Capítulo 12: Um Porto Seguro
A manhã seguinte surgiu com um brilho suave e promessas de um dia tranquilo.
O céu estava limpo, com o azul sereno contrastando com as copas verdes de algumas árvores que balançavam levemente ao ritmo da brisa fresca.
O ar trazia o aroma da floresta, terra úmida, flores silvestres e a sutil fragrância de pinheiros ao longe.
Ivar acordou primeiro, acostumado a manter uma rotina vigilante.
Ele sentou-se próximo à fogueira apagada, observando os primeiros raios de sol atravessarem as frestas da carroça, criando um jogo de luz e sombra na grama.
Nyara, já desperta, estava encostada em uma pedra próxima, afiando uma pequena faca. Seu olhar encontrava o horizonte, mas sua postura relaxada indicava que, pelo menos por enquanto, não havia motivos para preocupação.
Logo depois o elfo e as crianças acordaram, tomaram seu café da manhã e foram arrumar suas coisas para partir. As crianças ainda permaneciam em silêncio, sem falar uma única palavra.
Elara surgiu momentos depois, trazendo água fresca de um riacho próximo. Ela carregava cantis cheios, seu cabelo carmesim refletia a luz dos sóis da manhã.
— Parece que teremos um dia tranquilo pela frente! — dsse ela, sorrindo suavemente ao entregar o cantil a Ivar.
Ele aceitou com um aceno de cabeça e tomou um gole.
— Um pouco de paz é bem-vinda. Vamos aproveitar enquanto dura — ele olhou para Nyara, que agora testava o equilíbrio da faca na ponta dos dedos — Quanto tempo até Thirel?
— Algumas horas, se mantivermos o ritmo — respondeu Nyara, sem desviar o olhar do objeto — A trilha está clara, pelo menos até onde eu pude ver.
Elara assentiu.
— A planície está bem viva nessa manhã. O canto dos pássaros e o som do riacho… É como se estivéssemos longe de qualquer perigo.
Ivar inclinou a cabeça, como se absorvesse as palavras de Elara. Ele olhou ao redor, notando o brilho das folhas sob o sol e a tranquilidade quase mágica do ambiente.
— Às vezes, acho que esquecemos de apreciar momentos como este. Mesmo em meio ao caos, existe beleza no caminho.
Nyara arqueou uma sobrancelha, um sorriso ligeiramente sarcástico aparecendo.

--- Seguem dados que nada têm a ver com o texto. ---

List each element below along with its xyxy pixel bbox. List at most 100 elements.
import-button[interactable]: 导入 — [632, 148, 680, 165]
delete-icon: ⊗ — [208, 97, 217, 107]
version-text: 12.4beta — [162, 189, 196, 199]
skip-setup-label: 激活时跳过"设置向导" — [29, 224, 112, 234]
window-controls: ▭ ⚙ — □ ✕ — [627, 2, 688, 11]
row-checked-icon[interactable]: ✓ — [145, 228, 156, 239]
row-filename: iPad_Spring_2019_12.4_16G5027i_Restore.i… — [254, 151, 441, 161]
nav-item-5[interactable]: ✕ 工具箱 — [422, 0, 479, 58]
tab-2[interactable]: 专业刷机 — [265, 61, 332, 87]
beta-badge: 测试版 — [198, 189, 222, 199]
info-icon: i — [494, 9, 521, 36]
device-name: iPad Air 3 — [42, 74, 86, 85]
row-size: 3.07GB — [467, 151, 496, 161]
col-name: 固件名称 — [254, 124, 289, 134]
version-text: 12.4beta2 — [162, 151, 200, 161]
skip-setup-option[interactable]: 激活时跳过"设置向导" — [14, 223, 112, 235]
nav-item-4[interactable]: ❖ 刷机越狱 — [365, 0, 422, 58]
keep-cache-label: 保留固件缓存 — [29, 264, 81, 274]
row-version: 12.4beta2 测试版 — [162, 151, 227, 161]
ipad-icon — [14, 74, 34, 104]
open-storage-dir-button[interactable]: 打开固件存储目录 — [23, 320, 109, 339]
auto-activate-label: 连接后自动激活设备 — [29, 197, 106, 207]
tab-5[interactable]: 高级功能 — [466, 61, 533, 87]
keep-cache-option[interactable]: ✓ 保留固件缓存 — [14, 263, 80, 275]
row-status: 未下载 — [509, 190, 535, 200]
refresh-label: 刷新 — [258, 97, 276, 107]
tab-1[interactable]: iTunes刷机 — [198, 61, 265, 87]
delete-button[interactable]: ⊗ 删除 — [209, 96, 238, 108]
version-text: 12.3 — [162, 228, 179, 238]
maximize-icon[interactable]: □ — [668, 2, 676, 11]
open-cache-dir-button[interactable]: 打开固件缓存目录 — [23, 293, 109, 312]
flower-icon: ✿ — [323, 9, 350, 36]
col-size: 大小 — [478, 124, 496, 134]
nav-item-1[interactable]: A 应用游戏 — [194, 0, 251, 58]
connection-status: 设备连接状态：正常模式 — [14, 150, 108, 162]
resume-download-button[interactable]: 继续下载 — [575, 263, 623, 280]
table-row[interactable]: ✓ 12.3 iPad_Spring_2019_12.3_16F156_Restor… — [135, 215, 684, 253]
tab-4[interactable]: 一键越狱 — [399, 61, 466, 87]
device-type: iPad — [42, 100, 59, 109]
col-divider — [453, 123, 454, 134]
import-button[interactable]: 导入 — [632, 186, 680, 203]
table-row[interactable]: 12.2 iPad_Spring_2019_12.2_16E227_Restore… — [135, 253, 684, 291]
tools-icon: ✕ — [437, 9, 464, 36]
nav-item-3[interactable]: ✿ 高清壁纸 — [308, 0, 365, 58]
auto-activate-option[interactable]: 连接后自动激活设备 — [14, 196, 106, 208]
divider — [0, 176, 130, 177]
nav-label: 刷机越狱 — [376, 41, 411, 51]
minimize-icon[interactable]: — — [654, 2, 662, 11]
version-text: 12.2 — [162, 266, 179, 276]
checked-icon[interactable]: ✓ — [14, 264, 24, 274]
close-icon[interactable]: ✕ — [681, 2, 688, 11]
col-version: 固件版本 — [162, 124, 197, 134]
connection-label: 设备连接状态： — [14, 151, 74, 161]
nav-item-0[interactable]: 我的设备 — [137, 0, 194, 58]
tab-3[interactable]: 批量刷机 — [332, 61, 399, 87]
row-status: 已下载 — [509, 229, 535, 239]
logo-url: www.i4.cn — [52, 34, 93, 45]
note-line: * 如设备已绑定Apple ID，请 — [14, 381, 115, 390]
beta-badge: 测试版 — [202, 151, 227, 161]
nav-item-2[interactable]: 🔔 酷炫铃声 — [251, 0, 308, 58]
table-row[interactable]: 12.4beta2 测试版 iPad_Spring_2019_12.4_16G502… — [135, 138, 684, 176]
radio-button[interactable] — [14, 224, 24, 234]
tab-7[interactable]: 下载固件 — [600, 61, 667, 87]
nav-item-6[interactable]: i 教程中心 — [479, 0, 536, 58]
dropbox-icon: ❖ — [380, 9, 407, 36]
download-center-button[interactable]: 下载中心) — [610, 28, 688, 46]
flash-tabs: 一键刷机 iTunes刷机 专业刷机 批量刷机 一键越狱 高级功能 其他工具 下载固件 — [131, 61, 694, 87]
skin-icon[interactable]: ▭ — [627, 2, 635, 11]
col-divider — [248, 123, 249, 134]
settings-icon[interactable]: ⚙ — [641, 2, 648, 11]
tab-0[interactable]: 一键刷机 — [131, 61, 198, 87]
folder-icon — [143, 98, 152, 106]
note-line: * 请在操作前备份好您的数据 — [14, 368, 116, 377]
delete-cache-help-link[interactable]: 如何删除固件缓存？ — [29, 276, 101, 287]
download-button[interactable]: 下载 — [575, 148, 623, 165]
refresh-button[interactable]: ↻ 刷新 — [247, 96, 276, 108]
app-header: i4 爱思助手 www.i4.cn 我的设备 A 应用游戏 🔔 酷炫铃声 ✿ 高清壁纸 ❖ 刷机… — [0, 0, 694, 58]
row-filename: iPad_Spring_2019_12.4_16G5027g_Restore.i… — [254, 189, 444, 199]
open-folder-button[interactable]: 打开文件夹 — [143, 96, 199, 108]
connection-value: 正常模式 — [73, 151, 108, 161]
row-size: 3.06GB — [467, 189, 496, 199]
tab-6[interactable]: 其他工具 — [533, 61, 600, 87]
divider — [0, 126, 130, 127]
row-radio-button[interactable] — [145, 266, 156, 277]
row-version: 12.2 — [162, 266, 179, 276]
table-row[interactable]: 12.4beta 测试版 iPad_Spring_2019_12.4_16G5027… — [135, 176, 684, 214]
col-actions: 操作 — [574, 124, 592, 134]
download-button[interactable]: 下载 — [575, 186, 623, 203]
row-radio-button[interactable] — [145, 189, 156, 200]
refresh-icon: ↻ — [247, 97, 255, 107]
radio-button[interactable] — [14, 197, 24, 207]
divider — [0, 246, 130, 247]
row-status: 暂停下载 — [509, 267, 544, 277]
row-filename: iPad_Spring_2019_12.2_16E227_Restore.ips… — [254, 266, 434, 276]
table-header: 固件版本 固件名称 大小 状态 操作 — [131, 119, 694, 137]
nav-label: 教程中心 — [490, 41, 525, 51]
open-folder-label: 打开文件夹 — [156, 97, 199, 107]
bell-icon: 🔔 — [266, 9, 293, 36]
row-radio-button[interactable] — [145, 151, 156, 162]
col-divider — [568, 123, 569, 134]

— Que filosófico, Ivar! Quem diria que você tinha uma veia poética?!
Ivar soltou um pequeno riso, algo raro, mas sincero.
— Não me acostumarei a isso — disse ele, levantando-se e pegando sua mochila — Vamos! Antes que eu comece a recitar poesias.
O trio então partiu, a carroça trazia um conforto que os faziam esquecer por um tempo de como era caminhar.
A estrada era agradável, ladeada por árvores altas que pareciam tocar o céu, pássaros voavam de galho em galho, cantando melodias que preenchiam o ar com uma leveza contagiante.
Em determinado ponto, Elara desceu da carroça e agachou-se para examinar um grupo de flores de cor vibrante que cresciam à beira do caminho.
— Olhem só! — ela disse, apontando — Flores-da-aurora.
Dizem que são símbolo de sorte e proteção. Talvez devêssemos levar algumas.
Nyara inclinou-se para olhar, mas balançou a cabeça.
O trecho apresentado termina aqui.